Over the last few years, the federal and many provincial governments have weakened incentives for entrepreneurs by raising personal income taxes. This budget season, which includes the Trudeau government’s 2019 budget next week, provides an opportunity for governments across Canada to reverse this trend and introduce tax policies that would attract, encourage and retain entrepreneurs.

In 2015, the federal government introduced a new 33 per cent tax bracket for entrepreneurs, professionals and successful business owners. Similar tax changes in Ontario, Alberta, British Columbia and several other provinces compounded this higher federal tax rate. Consequently, the personal income tax rate imposed on these Canadians now exceeds 50 per cent in seven provinces with the remaining provinces within a hair of 50 per cent.
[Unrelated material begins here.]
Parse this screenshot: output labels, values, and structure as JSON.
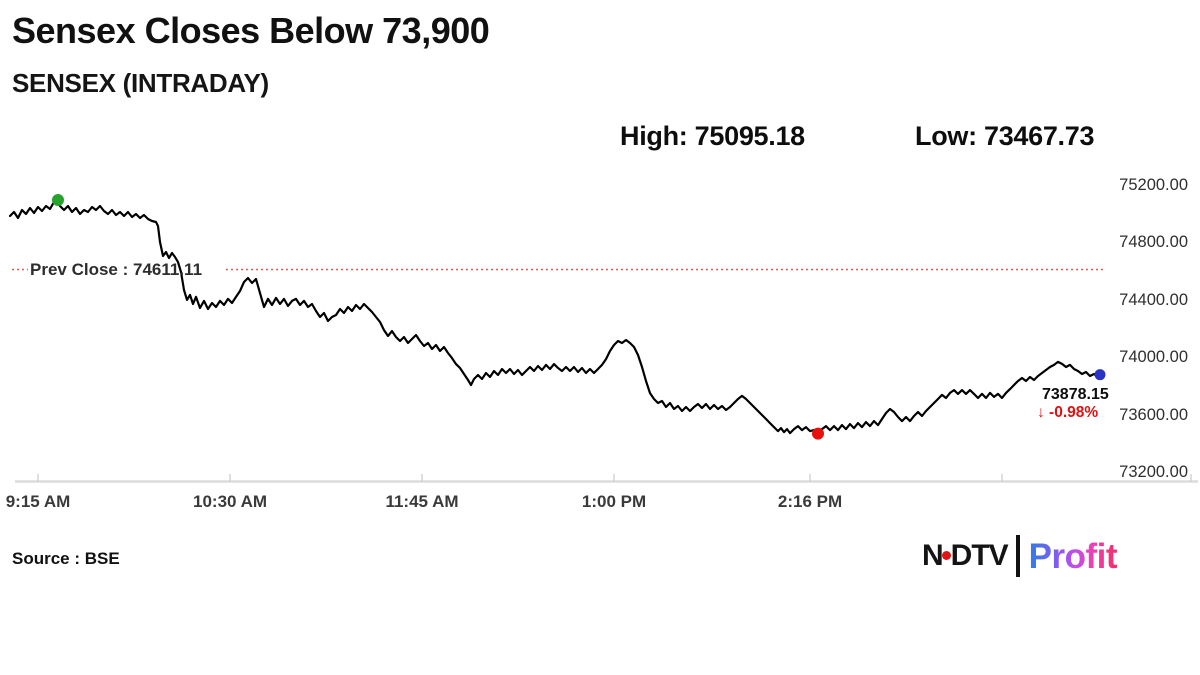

In addition to higher personal taxes, new and expanded federal and provincial regulations have made Canada a much less hospitable and attractive place to start a business, expand an existing business, or invest new capital.
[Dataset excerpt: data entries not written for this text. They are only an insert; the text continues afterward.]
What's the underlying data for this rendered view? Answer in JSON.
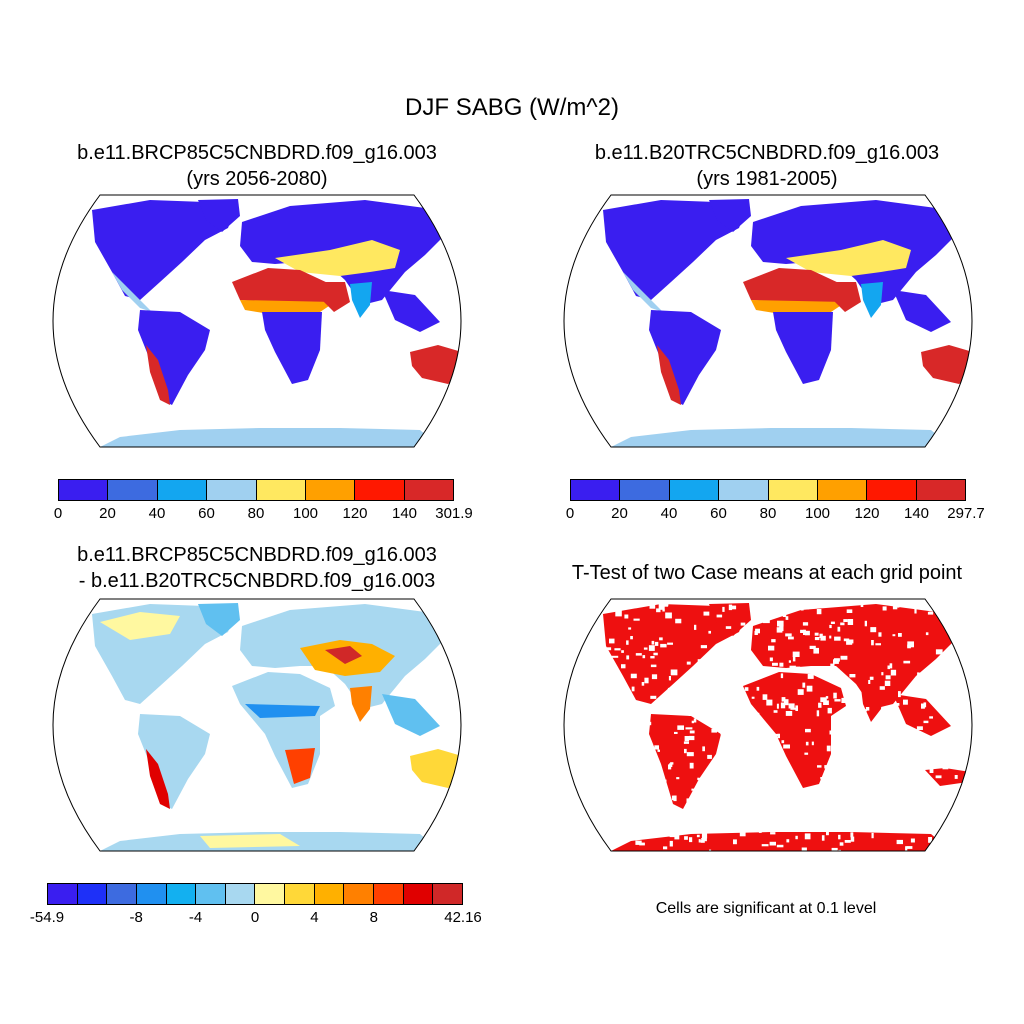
{
  "title": "DJF SABG (W/m^2)",
  "panels": [
    {
      "title_line1": "b.e11.BRCP85C5CNBDRD.f09_g16.003",
      "title_line2": "(yrs 2056-2080)",
      "colorbar": {
        "labels": [
          "0",
          "20",
          "40",
          "60",
          "80",
          "100",
          "120",
          "140",
          "301.9"
        ],
        "colors": [
          "#3a1ef0",
          "#3d6be0",
          "#13a6f0",
          "#a0d0f0",
          "#ffe860",
          "#ffa000",
          "#ff1800",
          "#d82828"
        ]
      }
    },
    {
      "title_line1": "b.e11.B20TRC5CNBDRD.f09_g16.003",
      "title_line2": "(yrs 1981-2005)",
      "colorbar": {
        "labels": [
          "0",
          "20",
          "40",
          "60",
          "80",
          "100",
          "120",
          "140",
          "297.7"
        ],
        "colors": [
          "#3a1ef0",
          "#3d6be0",
          "#13a6f0",
          "#a0d0f0",
          "#ffe860",
          "#ffa000",
          "#ff1800",
          "#d82828"
        ]
      }
    },
    {
      "title_line1": "b.e11.BRCP85C5CNBDRD.f09_g16.003",
      "title_line2": "- b.e11.B20TRC5CNBDRD.f09_g16.003",
      "colorbar": {
        "labels": [
          "-54.9",
          "-8",
          "-4",
          "0",
          "4",
          "8",
          "42.16"
        ],
        "colors": [
          "#3a1ef0",
          "#1e30f8",
          "#3d6be0",
          "#2090f0",
          "#13b0f0",
          "#60c0f0",
          "#a8d8f0",
          "#fff8a0",
          "#ffd838",
          "#ffb000",
          "#ff8000",
          "#ff4000",
          "#e00000",
          "#d02828"
        ]
      }
    },
    {
      "title_line1": "T-Test of two Case means at each grid point",
      "note": "Cells are significant at 0.1 level",
      "fill_color": "#ee1010"
    }
  ]
}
Consider a recent study that analyzed provincial data from 1984 to 2015, which found that higher top income tax rates discourage entrepreneurship and decrease the rate of small business startups—a commonly used measure of entrepreneurship. And that a one percentage point increase in the top rate can prevent up to almost 700 new businesses from being started. (Remember, some provinces have experienced a more than eight-percentage point increase in their top tax rate when the federal increases are included.)

Moreover, the decision about where to locate a new business is, in part, influenced by differences in income tax rates between jurisdictions.
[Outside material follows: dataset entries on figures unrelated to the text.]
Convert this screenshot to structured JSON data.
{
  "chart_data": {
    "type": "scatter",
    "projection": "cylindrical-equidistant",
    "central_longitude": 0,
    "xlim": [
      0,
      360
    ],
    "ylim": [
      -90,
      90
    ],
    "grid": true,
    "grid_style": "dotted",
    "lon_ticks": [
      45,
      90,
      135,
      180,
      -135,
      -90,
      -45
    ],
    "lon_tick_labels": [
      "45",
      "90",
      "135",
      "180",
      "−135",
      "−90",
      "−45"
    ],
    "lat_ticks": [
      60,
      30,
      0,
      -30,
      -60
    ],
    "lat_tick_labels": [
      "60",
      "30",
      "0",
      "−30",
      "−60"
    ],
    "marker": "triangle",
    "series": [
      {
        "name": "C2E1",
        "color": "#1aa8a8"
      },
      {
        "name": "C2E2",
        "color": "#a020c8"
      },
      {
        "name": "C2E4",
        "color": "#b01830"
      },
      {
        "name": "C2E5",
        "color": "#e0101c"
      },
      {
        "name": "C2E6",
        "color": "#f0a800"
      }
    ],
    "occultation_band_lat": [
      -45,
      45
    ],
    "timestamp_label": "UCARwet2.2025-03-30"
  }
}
Take the example of an engineer who’s considering whether to start her new firm in Canada or the United States. Among several factors, the differences in personal income tax rates between the countries stand out. Despite taking on considerable personal risk, she would face a combined top tax rate between 47.5 and 54.0 per cent in Canada compared to a low of 37.0 per cent in the U.S. Her time and effort in starting the new business provides a much lower reward in Canada. She will likely decide to live and work in the lower tax jurisdiction.

Indeed, the U.S. is Canada’s largest and most direct competitor in attracting and retaining entrepreneurs. A recent study demonstrated that Canada’s personal income tax rates are markedly less attractive for entrepreneurs than rates south of the border. For instance, the list of 10 jurisdictions with the highest combined tax rates at $150,000 of income among the U.S. states and Canadian provinces are exclusively Canadian provinces. In other words, no U.S. state—including high tax jurisdictions such as New York, California and New Jersey—have higher personal income tax rates at this level of income. Canadian tax increases come at a time when the U.S. government has implemented sweeping tax reforms to push tax rates down for business owners and entrepreneurs.

To make matters worse, Canada’s top combined personal income tax rates are among the highest in the industrialized world. Out of 34 OECD countries, Canada had the seventh highest combined top tax rate in 2017. This should be eye-opening for policymakers, as Canada is at a huge tax disadvantage for attracting and retaining entrepreneurs who we rely on for innovation, employment growth and general economic prosperity.

Clearly, high personal income tax rates have made Canada a less desirable place for entrepreneurship. During this year’s budget season, the federal and provincial governments must reduce personal income tax rates to create an environment conducive to entrepreneurship, risk-taking and growth.